Wakil Ketua Komisi III DPR RI dari Fraksi Partai NasDem, Ahmad Sahroni, menyatakan bahwa fraksinya tetap mendesak agar Rancangan Undang-undang Penghapusan Kekerasan Seksual (RUU PKS) segera disahkan.
Desakan ini disampaikan Sahroni merespons langkah Presiden Joko Widodo (Jokowi) meneken Peraturan Pemerintah (PP) Nomor 70 Tahun 2020 tentang Tata Cara Pelaksanaan Tindakan Kebiri Kimia, Pemasangan Alat Pendeteksi Elektronik, Rehabilitasi, dan Pengumuman Identitas Pelaku Kekerasan Seksual terhadap Anak.
"Aturan ini jadi angin segar, namun perjuangan kita tidak hanya sampai di sini.
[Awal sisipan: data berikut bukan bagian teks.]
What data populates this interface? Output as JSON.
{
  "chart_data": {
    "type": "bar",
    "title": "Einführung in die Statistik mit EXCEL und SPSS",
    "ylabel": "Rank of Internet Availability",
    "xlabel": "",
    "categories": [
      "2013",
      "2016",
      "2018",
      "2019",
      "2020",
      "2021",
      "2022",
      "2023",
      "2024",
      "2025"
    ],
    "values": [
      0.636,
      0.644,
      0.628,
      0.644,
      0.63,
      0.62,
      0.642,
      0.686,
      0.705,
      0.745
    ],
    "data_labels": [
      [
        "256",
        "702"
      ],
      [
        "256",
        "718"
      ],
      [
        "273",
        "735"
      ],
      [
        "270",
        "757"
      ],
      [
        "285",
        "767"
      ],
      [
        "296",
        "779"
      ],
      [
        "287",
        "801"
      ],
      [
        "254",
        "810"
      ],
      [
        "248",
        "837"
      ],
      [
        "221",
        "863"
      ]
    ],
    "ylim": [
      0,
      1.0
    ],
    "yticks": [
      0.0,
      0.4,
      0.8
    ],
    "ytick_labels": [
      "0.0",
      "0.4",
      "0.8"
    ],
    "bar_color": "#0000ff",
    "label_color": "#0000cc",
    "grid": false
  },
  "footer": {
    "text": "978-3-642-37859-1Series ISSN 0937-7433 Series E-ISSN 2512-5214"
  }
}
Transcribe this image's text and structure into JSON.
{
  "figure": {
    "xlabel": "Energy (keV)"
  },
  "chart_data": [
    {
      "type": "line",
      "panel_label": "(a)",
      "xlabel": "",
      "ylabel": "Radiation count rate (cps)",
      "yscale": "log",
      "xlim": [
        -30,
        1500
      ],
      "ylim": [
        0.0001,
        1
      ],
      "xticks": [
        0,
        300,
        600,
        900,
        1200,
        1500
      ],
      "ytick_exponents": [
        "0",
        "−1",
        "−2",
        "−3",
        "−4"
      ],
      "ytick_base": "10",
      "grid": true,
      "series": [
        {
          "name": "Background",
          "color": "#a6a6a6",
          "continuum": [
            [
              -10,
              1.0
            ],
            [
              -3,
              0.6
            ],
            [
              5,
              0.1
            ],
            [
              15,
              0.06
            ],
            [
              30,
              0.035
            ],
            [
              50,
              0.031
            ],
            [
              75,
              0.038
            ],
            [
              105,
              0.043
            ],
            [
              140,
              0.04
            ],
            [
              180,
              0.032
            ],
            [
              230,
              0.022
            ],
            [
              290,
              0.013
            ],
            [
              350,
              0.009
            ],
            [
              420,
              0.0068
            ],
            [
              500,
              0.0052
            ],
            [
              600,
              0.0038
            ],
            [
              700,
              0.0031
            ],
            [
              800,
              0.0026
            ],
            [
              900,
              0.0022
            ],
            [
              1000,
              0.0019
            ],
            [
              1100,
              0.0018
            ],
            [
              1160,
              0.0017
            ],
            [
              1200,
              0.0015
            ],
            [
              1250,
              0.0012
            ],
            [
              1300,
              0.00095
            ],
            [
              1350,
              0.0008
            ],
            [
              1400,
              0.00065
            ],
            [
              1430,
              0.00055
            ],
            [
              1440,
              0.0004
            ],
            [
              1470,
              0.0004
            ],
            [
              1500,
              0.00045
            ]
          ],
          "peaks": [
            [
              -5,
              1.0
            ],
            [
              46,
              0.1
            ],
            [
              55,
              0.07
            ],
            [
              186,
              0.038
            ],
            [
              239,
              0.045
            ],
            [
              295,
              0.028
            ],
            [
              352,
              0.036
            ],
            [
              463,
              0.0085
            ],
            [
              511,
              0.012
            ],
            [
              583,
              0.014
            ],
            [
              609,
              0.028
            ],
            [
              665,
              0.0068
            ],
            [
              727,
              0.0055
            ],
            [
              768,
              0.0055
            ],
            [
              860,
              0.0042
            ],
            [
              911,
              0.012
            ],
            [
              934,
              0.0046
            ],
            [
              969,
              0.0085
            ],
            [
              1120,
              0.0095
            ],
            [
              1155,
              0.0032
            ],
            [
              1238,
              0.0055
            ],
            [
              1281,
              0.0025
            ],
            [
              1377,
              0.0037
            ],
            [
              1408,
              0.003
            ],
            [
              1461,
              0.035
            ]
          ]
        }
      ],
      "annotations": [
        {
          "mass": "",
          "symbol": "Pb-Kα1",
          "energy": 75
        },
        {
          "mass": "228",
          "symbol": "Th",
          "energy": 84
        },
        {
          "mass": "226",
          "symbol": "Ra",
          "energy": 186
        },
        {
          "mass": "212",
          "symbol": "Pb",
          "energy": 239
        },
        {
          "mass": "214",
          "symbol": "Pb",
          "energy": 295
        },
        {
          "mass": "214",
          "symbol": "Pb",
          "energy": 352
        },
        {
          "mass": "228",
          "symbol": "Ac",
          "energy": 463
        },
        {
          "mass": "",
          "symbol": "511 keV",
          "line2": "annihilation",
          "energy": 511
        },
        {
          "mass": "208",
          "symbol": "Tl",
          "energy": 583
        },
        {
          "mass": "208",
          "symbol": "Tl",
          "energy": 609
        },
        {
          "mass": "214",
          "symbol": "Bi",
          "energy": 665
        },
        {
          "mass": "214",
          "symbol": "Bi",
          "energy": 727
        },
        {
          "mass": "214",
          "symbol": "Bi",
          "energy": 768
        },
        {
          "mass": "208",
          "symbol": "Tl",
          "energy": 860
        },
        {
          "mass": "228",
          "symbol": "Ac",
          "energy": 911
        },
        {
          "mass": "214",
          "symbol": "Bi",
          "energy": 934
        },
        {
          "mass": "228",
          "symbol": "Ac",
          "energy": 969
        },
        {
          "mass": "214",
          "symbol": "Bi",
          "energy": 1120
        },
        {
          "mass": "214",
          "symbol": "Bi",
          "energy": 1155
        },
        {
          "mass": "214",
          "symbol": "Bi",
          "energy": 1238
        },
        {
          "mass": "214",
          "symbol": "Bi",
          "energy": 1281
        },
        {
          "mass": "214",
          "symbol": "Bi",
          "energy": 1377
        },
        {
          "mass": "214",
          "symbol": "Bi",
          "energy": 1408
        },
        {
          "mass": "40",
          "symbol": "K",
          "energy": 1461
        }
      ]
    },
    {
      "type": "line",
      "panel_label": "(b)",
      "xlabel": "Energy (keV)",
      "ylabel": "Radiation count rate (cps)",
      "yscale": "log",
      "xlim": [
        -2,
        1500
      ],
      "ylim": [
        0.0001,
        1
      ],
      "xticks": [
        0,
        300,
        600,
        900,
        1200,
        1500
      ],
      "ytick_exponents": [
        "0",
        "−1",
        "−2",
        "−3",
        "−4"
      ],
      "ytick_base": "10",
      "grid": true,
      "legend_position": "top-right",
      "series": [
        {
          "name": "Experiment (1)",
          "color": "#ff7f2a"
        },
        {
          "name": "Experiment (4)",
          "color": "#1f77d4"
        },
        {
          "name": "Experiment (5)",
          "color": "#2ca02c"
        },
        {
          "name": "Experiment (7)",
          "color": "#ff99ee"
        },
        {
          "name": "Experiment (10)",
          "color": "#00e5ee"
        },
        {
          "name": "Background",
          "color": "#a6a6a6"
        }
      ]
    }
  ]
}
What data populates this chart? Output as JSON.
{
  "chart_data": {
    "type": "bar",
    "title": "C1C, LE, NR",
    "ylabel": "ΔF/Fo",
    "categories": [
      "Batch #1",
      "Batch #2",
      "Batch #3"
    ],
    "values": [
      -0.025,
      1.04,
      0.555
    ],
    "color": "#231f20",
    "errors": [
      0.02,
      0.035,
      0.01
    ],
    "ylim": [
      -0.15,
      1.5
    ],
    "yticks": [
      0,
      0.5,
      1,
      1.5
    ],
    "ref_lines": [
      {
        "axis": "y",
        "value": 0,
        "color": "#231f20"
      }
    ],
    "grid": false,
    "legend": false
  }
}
Kita harapkan setelah ini, RUU PKS juga bisa segera disahkan di DPR. Kami dari Partai NasDem selama ini konsisten mendukung pengesahan RUU ini," kata Sahroni kepada CNNIndonesia.com, Senin (4/1).
ADVERTISEMENT
SCROLL TO CONTINUE WITH CONTENT
Terkait PP Tata Cara Pelaksanaan Tindakan Kebiri Kimia, Pemasangan Alat Pendeteksi Elektronik, Rehabilitasi, dan Pengumuman Identitas Pelaku Kekerasan Seksual terhadap Anak, Sahroni menyatakan bahwa regulasi itu menunjukkan komitmen pemerintah atas pemberantasan kejahatan seksual terhadap anak yang kasusnya semakin memprihatinkan saat ini.
Menurutnya, regulasi itu bisa menjadi salah satu jawaban bagi keluarga korban yang kerap kecewa dengan penanganan kasus kekerasan seksual pada anak yang sering dianggap enteng selama ini.
Sahroni pun menyatakan bahwa hukuman kebiri kimia jauh lebih baik dibandingkan wacana memberikan hukuman kebiri berupa pemotongan alat kelamin.
"Lagian juga udah untung sekarang sudah ada teknologi kebiri kimia, bukan kebiri yang beneran dipotong kelamin kayak dulu," katanya.
Senada, anggota Komisi VIII DPR RI dari Fraksi Partai Kebangkitan Bangsa (PKB) Maman Imanulhaq menyambut baik penerbitan PP Tata Cara Pelaksanaan Tindakan Kebiri Kimia, Pemasangan Alat Pendeteksi Elektronik, Rehabilitasi, dan Pengumuman Identitas Pelaku Kekerasan Seksual terhadap Anak.
Namun, dia berkata terdapat sejumlah catatan kritis terkait regulasi tersebut. Pertama, kata Maman, regulasi yang dikeluarkan pemerintah kerap menghadapi kendala pada implementasi teknis di lapangan.
Ia pun mengingatkan agar PP Tata Cara Pelaksanaan Tindakan Kebiri Kimia, Pemasangan Alat Pendeteksi Elektronik, Rehabilitasi, dan Pengumuman Identitas Pelaku Kekerasan Seksual terhadap Anak hal itu.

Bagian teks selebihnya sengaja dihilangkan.